Pendant des mois, il n’y a eu que des spéculations sur l’identité de l’auteur. Aujourd’hui, citant des personnes proches de l’enquête, le New York Times rapporte que les pirates informatiques à l’origine de la brèche étaient russes, même s’il n’est toujours pas clair s’ils travaillaient directement pour le gouvernement de Vladimir Poutine, s’ils étaient simplement des criminels, ou quelque chose entre les deux, comme des criminels agissant avec l’approbation tacite du gouvernement.
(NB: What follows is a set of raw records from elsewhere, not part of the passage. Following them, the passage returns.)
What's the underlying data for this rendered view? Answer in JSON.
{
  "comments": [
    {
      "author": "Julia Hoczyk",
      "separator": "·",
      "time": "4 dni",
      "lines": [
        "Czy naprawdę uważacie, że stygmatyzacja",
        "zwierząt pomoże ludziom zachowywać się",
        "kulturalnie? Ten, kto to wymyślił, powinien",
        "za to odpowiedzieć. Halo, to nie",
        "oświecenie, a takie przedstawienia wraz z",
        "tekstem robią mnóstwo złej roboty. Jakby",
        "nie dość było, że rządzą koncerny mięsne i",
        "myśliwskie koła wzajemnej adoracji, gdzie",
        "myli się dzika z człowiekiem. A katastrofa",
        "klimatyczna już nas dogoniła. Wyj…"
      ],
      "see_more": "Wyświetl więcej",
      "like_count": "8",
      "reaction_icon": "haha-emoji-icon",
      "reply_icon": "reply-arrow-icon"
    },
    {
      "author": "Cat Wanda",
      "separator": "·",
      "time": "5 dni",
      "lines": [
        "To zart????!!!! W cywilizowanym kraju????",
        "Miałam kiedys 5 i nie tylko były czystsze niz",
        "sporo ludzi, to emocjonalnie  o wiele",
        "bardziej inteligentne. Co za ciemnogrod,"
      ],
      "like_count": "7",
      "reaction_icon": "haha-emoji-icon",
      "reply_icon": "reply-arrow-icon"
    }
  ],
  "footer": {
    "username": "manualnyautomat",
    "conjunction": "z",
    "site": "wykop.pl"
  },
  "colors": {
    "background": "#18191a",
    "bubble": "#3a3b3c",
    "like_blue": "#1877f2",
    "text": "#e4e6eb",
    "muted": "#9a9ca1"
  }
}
Microsoft suivait le groupe de piratage russe et a alerté JLR des informations sur l’identité du pirate informatique, rapporte le Times. Cependant, des sources ont également indiqué que le FBI, la National Crime Agency et le National Cyber Security Centre britanniques, l’unité Mandiant de Google et Palo Alto Networks avaient tous travaillé sur l’enquête.
Fait rare, mais pas sans précédent dans le monde de la cybersécurité, il s’est avéré que le groupe de hackers russe n’était pas le seul à avoir piraté certains réseaux du JPL. Un hacker jordanien du nom de Rey était également entré par effraction, selon le Times.